Matthew Dear makes dance music both wholly familiar, and wildly alien. It's dark, crunchy, textured stuff, as liable to creep out the listener as it is to send their toes a' tapping. In this sense, Dear's work is a clear descendant of Nine Inch Nails, but that doesn't stop an avalanche of 80's synth-rock from pouring down into his art (the fact that Dear isn't signed onto James Murphy's DFA label is almost difficult to believe). While Dear's music has always bared his unmistakable stamp, the color of the ink has been subject to change. His 2007 release, Asa Breed, wore some of his weirdo ambitions, but in a much brighter, less twisted sense than his 2010 follow-up, Black City. Given this background, eager listeners could only expect two things from Beams: for Matthew Dear to sound like Matthew Dear, and for Matthew Dear to sound decidedly different than his last time out.
Opener and initial leak Her Fantasy starts things out in a predictably unpredictable manner, mixing Breed's sunshine and expansiveness with City's claustrophobia and prominent use of warped vocals. It's the albums longest track, and yet one of its least eager to evolve, grooving along through subtly marked movements before finally floating off into the distance. This amalgamation of Breed's style and sound with that of City turns out to be particularly indicative of the album as a whole, discovering a sacred middle ground that allows Dear to keep the former album's accessibility, while still letting the latter's freak-flag fly. Tunes like Fighting is Futile, Overtime, and album-highlight Earthforms show Dear as a master tailor, sewing his previous learnings together into something new and exciting.

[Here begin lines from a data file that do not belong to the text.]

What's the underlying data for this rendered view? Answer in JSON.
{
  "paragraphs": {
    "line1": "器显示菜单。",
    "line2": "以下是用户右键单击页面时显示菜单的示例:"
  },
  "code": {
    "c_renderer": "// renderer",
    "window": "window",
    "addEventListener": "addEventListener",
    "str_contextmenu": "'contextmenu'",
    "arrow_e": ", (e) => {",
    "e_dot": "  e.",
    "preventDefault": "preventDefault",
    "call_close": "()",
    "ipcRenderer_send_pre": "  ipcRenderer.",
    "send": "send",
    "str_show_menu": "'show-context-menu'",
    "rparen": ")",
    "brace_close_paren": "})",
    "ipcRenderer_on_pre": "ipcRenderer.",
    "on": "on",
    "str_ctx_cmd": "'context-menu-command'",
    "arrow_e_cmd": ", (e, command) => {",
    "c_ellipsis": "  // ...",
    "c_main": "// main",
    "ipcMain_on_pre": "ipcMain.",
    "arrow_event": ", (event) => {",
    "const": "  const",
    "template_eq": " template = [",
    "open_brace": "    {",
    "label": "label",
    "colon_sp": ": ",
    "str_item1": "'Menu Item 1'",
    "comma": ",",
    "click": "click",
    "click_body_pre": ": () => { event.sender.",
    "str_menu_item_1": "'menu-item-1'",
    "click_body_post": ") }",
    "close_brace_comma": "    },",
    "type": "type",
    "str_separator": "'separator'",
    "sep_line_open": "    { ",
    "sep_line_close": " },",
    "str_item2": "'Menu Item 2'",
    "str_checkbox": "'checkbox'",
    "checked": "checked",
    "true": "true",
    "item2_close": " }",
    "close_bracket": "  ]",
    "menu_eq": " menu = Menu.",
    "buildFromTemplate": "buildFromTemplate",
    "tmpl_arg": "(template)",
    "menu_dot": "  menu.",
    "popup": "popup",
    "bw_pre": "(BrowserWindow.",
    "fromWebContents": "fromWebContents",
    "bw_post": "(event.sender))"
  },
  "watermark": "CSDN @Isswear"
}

It would be easy to heap excessive praise onto Beams, its best material among the best of the year, but the snoozers here simply must be acknowledged. Headcage, a lackluster effort from Dear's similarly-titled EP from earlier this year, makes yet another appearance here, not a single tune-up to its name. By no means is it bad stuff, it just sticks out for being relatively unimaginative on an album full of home-runs. Same goes for both Get the Rhyme Right and Shake Me, a pair of take-'em-or-leave-'ems that manage to bog down the disc's second half considerably. No, Beams isn't the masterpiece of wonky dance music that its opening suggests, but that doesn't make its champion tracks any less indelible. Dear is, and always has been, a guy to get excited about, and his latest proves that he's only just getting started.